En Israël même, ceux qui appellent au boycott sont traités de traîtres et d’hérétiques. L’idée qu’un boycott, même partiel, puisse convaincre Israël de changer de politique - pour son propre bien- n’est pas tolérable ici.
Même une démarche logique et évidente - comme le boycott de l’Autorité Palestinienne des produits fabriqués dans les colonies- est considéré comme une provocation par les Israéliens hypocrites. De plus alors qu’il est admis que le boycott de l’Afrique du Sud a entraîné la chute du régime, ici, en Israël, on considère que c’est ridicule de comparer les deux situations.
On pourrait à la rigueur comprendre ces réactions intransigeantes si Israël n’était pas lui-même un des plus actifs boycotteurs de la planète. Non seulement il boycott, mais il enjoint, et parfois même force d’autres pays à faire de même.
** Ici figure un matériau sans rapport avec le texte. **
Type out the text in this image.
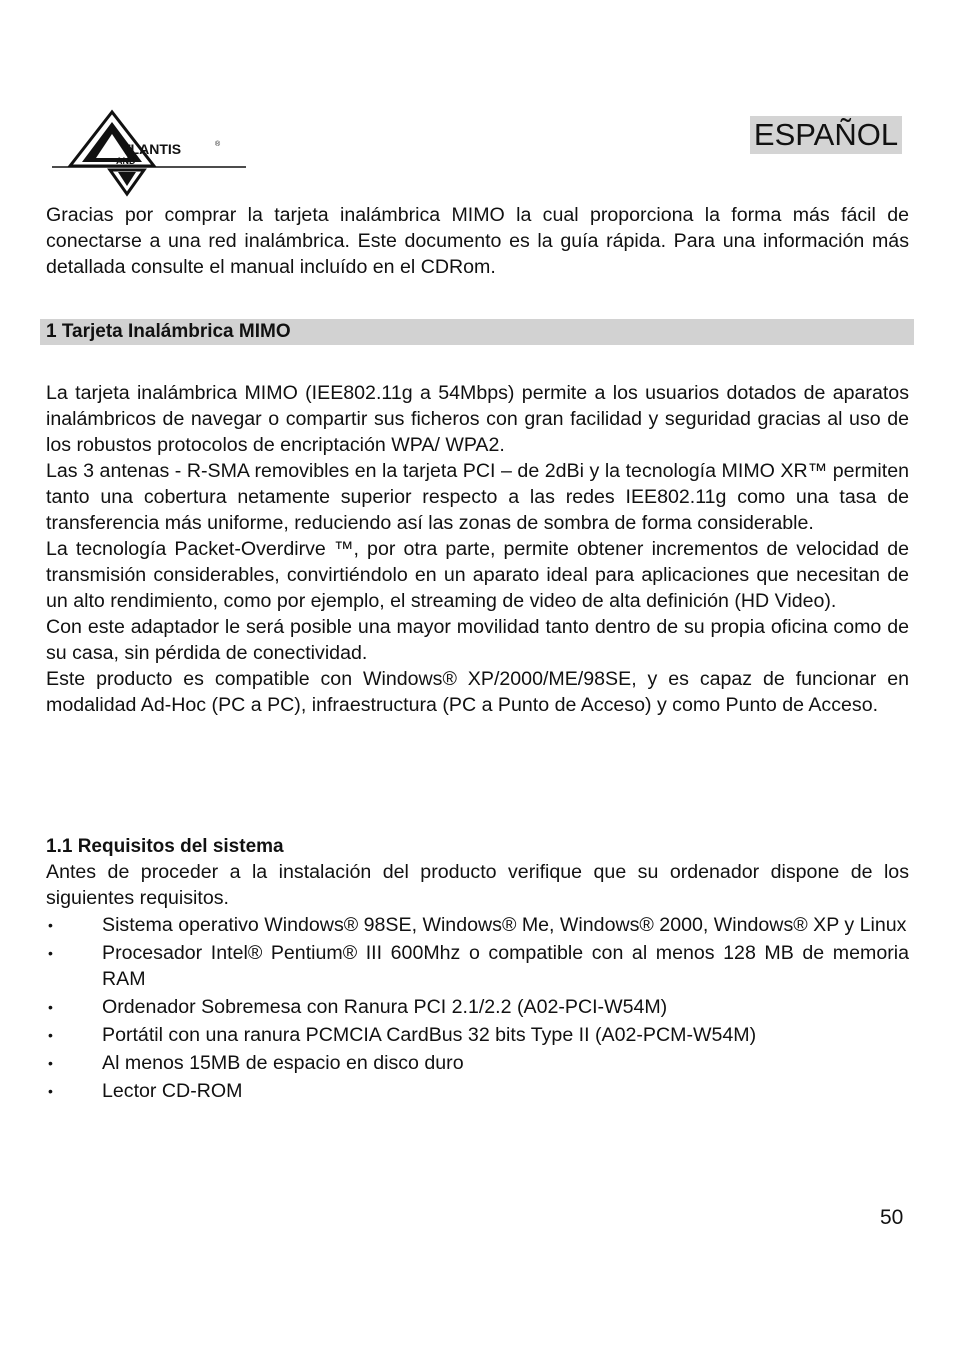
TLANTIS	®
AND
ESPAÑOL

Gracias por comprar la tarjeta inalámbrica MIMO la cual proporciona la forma más fácil de conectarse a una red inalámbrica. Este documento es la guía rápida. Para una información más detallada consulte el manual incluído en el CDRom.

1 Tarjeta Inalámbrica MIMO

La tarjeta inalámbrica MIMO (IEE802.11g a 54Mbps) permite a los usuarios dotados de aparatos inalámbricos de navegar o compartir sus ficheros con gran facilidad y seguridad gracias al uso de los robustos protocolos de encriptación WPA/ WPA2.

Las 3 antenas - R-SMA removibles en la tarjeta PCI – de 2dBi y la tecnología MIMO XR™ permiten tanto una cobertura netamente superior respecto a las redes IEE802.11g como una tasa de transferencia más uniforme, reduciendo así las zonas de sombra de forma considerable.

La tecnología Packet-Overdirve ™, por otra parte, permite obtener incrementos de velocidad de transmisión considerables, convirtiéndolo en un aparato ideal para aplicaciones que necesitan de un alto rendimiento, como por ejemplo, el streaming de video de alta definición (HD Video).

Con este adaptador le será posible una mayor movilidad tanto dentro de su propia oficina como de su casa, sin pérdida de conectividad.

Este producto es compatible con Windows® XP/2000/ME/98SE, y es capaz de funcionar en modalidad Ad-Hoc (PC a PC), infraestructura (PC a Punto de Acceso) y como Punto de Acceso.

1.1 Requisitos del sistema

Antes de proceder a la instalación del producto verifique que su ordenador dispone de los siguientes requisitos.

•	Sistema operativo Windows® 98SE, Windows® Me, Windows® 2000, Windows® XP y Linux
•	Procesador Intel® Pentium® III 600Mhz o compatible con al menos 128 MB de memoria RAM
•	Ordenador Sobremesa con Ranura PCI 2.1/2.2 (A02-PCI-W54M)
•	Portátil con una ranura PCMCIA CardBus 32 bits Type II (A02-PCM-W54M)
•	Al menos 15MB de espacio en disco duro
•	Lector CD-ROM
50
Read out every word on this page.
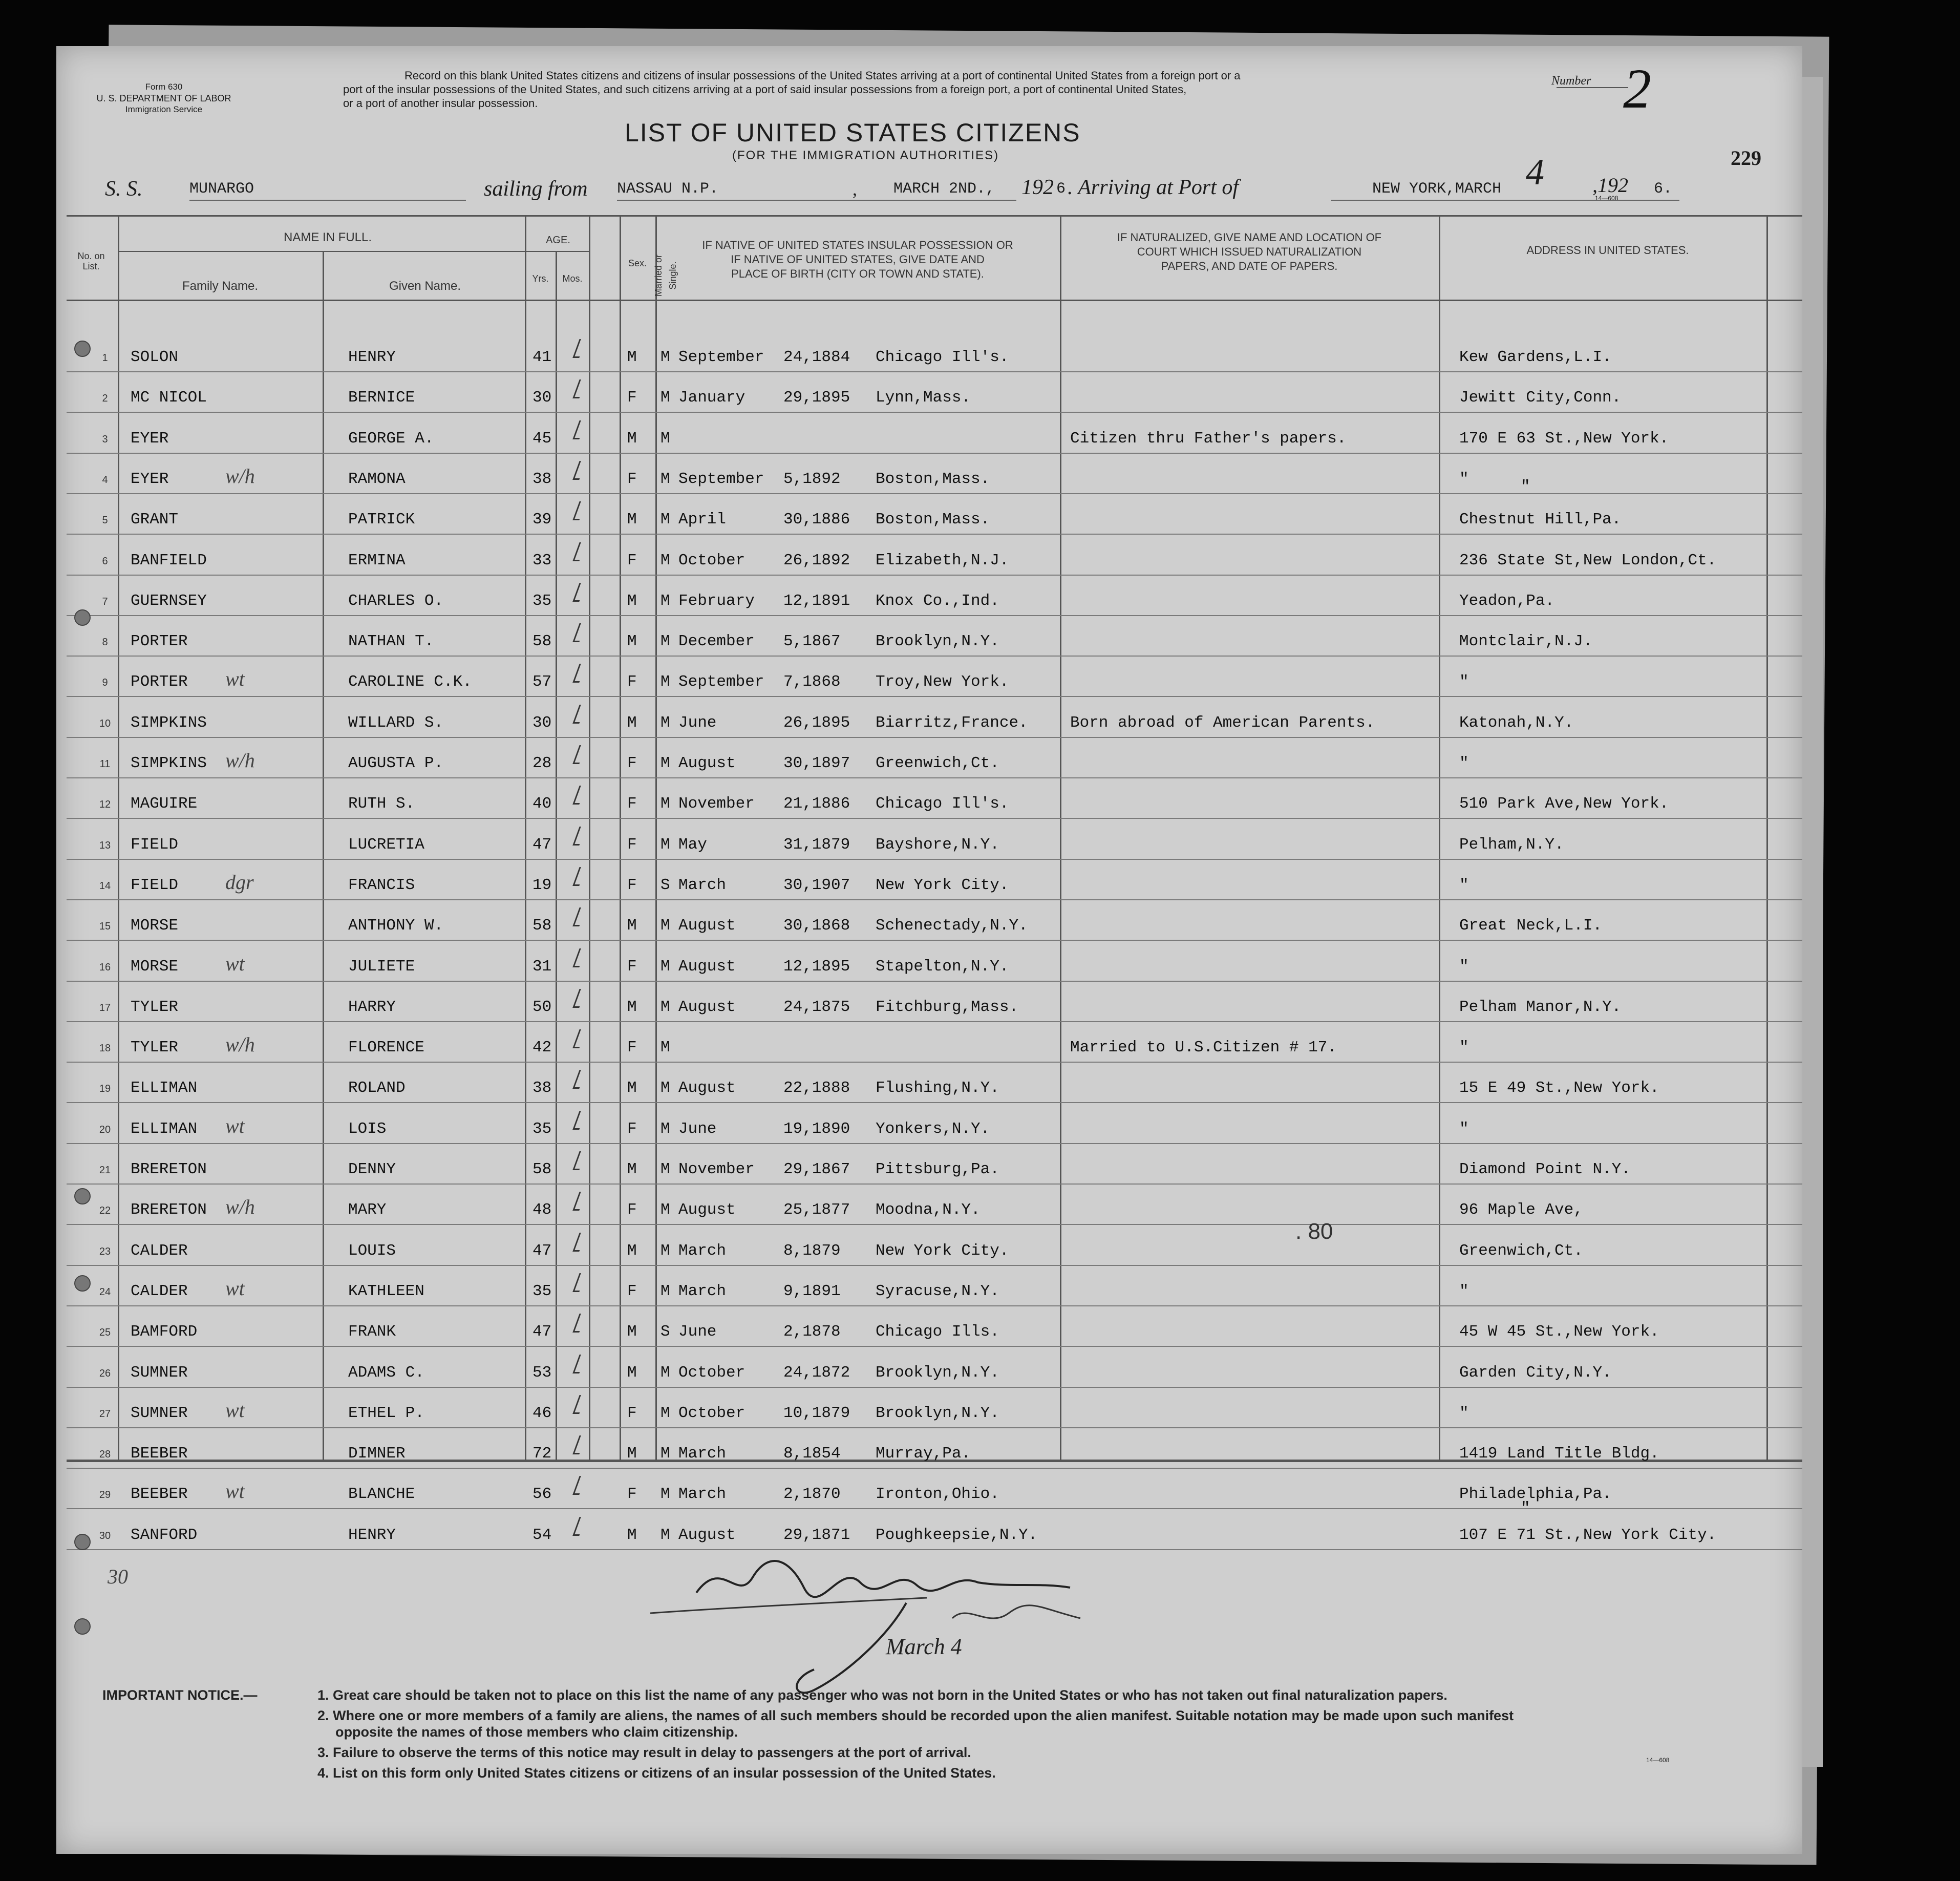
Form 630
U. S. DEPARTMENT OF LABOR
Immigration Service
Record on this blank United States citizens and citizens of insular possessions of the United States arriving at a port of continental United States from a foreign port or a
port of the insular possessions of the United States, and such citizens arriving at a port of said insular possessions from a foreign port, a port of continental United States,
or a port of another insular possession.
LIST OF UNITED STATES CITIZENS
(FOR THE IMMIGRATION AUTHORITIES)
Number 2
229
S. S.	MUNARGO	sailing from NASSAU N.P.	, MARCH 2ND., 192 6 . Arriving at Port of	NEW YORK,MARCH 4 ,192 6.
14—608
No. on List.
NAME IN FULL.
Family Name.	Given Name.
AGE.
Yrs.	Mos.
Sex. Married or Single.
IF NATIVE OF UNITED STATES INSULAR POSSESSION OR
IF NATIVE OF UNITED STATES, GIVE DATE AND
PLACE OF BIRTH (CITY OR TOWN AND STATE).
IF NATURALIZED, GIVE NAME AND LOCATION OF
COURT WHICH ISSUED NATURALIZATION
PAPERS, AND DATE OF PAPERS.
ADDRESS IN UNITED STATES.
1	SOLON	HENRY	41	M M September 24,1884 Chicago Ill's.	Kew Gardens,L.I.
2	MC NICOL	BERNICE	30	F M January 29,1895 Lynn,Mass.	Jewitt City,Conn.
3	EYER	GEORGE A.	45	M M	Citizen thru Father's papers.	170 E 63 St.,New York.
4	EYER	RAMONA	38	F M September 5,1892 Boston,Mass.	"
w/h
5	GRANT	PATRICK	39	M M April	30,1886 Boston,Mass.	Chestnut Hill,Pa.
6	BANFIELD	ERMINA	33	F M October 26,1892 Elizabeth,N.J.	236 State St,New London,Ct.
7	GUERNSEY	CHARLES O.	35	M M February 12,1891 Knox Co.,Ind.	Yeadon,Pa.
8	PORTER	NATHAN T.	58	M M December 5,1867 Brooklyn,N.Y.	Montclair,N.J.
9	PORTER	CAROLINE C.K.	57	F M September 7,1868 Troy,New York.	"
wt
10	SIMPKINS	WILLARD S.	30	M M June	26,1895 Biarritz,France.	Born abroad of American Parents.	Katonah,N.Y.
11	SIMPKINS	AUGUSTA P.	28	F M August	30,1897 Greenwich,Ct.	"
w/h
12	MAGUIRE	RUTH S.	40	F M November 21,1886 Chicago Ill's.	510 Park Ave,New York.
13	FIELD	LUCRETIA	47	F M May	31,1879 Bayshore,N.Y.	Pelham,N.Y.
14	FIELD	FRANCIS	19	F S March	30,1907 New York City.	"
dgr
15	MORSE	ANTHONY W.	58	M M August	30,1868 Schenectady,N.Y.	Great Neck,L.I.
16	MORSE	JULIETE	31	F M August	12,1895 Stapelton,N.Y.	"
wt
17	TYLER	HARRY	50	M M August	24,1875 Fitchburg,Mass.	Pelham Manor,N.Y.
18	TYLER	FLORENCE	42	F M	Married to U.S.Citizen # 17.	"
w/h
19	ELLIMAN	ROLAND	38	M M August	22,1888 Flushing,N.Y.	15 E 49 St.,New York.
20	ELLIMAN	LOIS	35	F M June	19,1890 Yonkers,N.Y.	"
wt
21	BRERETON	DENNY	58	M M November 29,1867 Pittsburg,Pa.	Diamond Point N.Y.
22	BRERETON	MARY	48	F M August	25,1877 Moodna,N.Y.	96 Maple Ave,
w/h
23	CALDER	LOUIS	47	M M March	8,1879 New York City.	Greenwich,Ct.
24	CALDER	KATHLEEN	35	F M March	9,1891 Syracuse,N.Y.	"
wt
25	BAMFORD	FRANK	47	M S June	2,1878 Chicago Ills.	45 W 45 St.,New York.
26	SUMNER	ADAMS C.	53	M M October 24,1872 Brooklyn,N.Y.	Garden City,N.Y.
27	SUMNER	ETHEL P.	46	F M October 10,1879 Brooklyn,N.Y.	"
wt
28	BEEBER	DIMNER	72	M M March	8,1854 Murray,Pa.	1419 Land Title Bldg.
29	BEEBER	BLANCHE	56	F M March	2,1870 Ironton,Ohio.	Philadelphia,Pa.
wt
30	SANFORD	HENRY	54	M M August	29,1871 Poughkeepsie,N.Y.	107 E 71 St.,New York City.
"
"
. 80
30
March 4
IMPORTANT NOTICE.—	1. Great care should be taken not to place on this list the name of any passenger who was not born in the United States or who has not taken out final naturalization papers.
2. Where one or more members of a family are aliens, the names of all such members should be recorded upon the alien manifest. Suitable notation may be made upon such manifest
opposite the names of those members who claim citizenship.
3. Failure to observe the terms of this notice may result in delay to passengers at the port of arrival.
4. List on this form only United States citizens or citizens of an insular possession of the United States.
14—608
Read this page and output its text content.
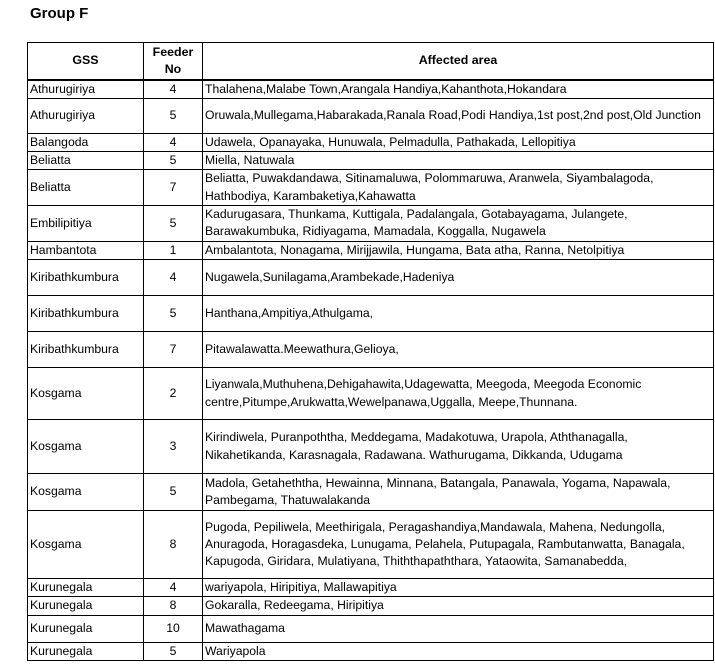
Group F
GSS	Feeder No	Affected area
Athurugiriya	4	Thalahena,Malabe Town,Arangala Handiya,Kahanthota,Hokandara
Athurugiriya	5	Oruwala,Mullegama,Habarakada,Ranala Road,Podi Handiya,1st post,2nd post,Old Junction
Balangoda	4	Udawela, Opanayaka, Hunuwala, Pelmadulla, Pathakada, Lellopitiya
Beliatta	5	Miella, Natuwala
Beliatta	7	Beliatta, Puwakdandawa, Sitinamaluwa, Polommaruwa, Aranwela, Siyambalagoda, Hathbodiya, Karambaketiya,Kahawatta
Embilipitiya	5	Kadurugasara, Thunkama, Kuttigala, Padalangala, Gotabayagama, Julangete, Barawakumbuka, Ridiyagama, Mamadala, Koggalla, Nugawela
Hambantota	1	Ambalantota, Nonagama, Mirijjawila, Hungama, Bata atha, Ranna, Netolpitiya
Kiribathkumbura	4	Nugawela,Sunilagama,Arambekade,Hadeniya
Kiribathkumbura	5	Hanthana,Ampitiya,Athulgama,
Kiribathkumbura	7	Pitawalawatta.Meewathura,Gelioya,
Kosgama	2	Liyanwala,Muthuhena,Dehigahawita,Udagewatta, Meegoda, Meegoda Economic centre,Pitumpe,Arukwatta,Wewelpanawa,Uggalla, Meepe,Thunnana.
Kosgama	3	Kirindiwela, Puranpoththa, Meddegama, Madakotuwa, Urapola, Aththanagalla, Nikahetikanda, Karasnagala, Radawana. Wathurugama, Dikkanda, Udugama
Kosgama	5	Madola, Getaheththa, Hewainna, Minnana, Batangala, Panawala, Yogama, Napawala, Pambegama, Thatuwalakanda
Kosgama	8	Pugoda, Pepiliwela, Meethirigala, Peragashandiya,Mandawala, Mahena, Nedungolla, Anuragoda, Horagasdeka, Lunugama, Pelahela, Putupagala, Rambutanwatta, Banagala, Kapugoda, Giridara, Mulatiyana, Thiththapaththara, Yataowita, Samanabedda,
Kurunegala	4	wariyapola, Hiripitiya, Mallawapitiya
Kurunegala	8	Gokaralla, Redeegama, Hiripitiya
Kurunegala	10	Mawathagama
Kurunegala	5	Wariyapola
Israël a imposé un boycott culturel, académique, politique, économique et militaire aux territoires occupés. Presque personne ne conteste la légitimité de ce boycott. Mais boycotter le boycotteur ? Ca c’est inconcevable.
Le boycott le plus brutal et le plus net est bien sur le siège de Gaza et le boycott du Hamas. A l’injonction d’Israël presque tous les pays occidentaux se sont ralliés au boycott avec un empressement inexplicable. Ce n’est pas seulement un siège qui a maintenu Gaza dans l’indigence ces trois dernières années, non c’est en fait un total (et ridicule) boycott du Hamas excepté pour les pourparlers pour libérer le soldat Gilad Shalit. C’est toute une série de boycotts culturels, académiques, humanitaires et économiques. Israël fait pression sur presque tous les diplomates pour les empêcher d’aller se rendre compte sur place de la situation à Gaza.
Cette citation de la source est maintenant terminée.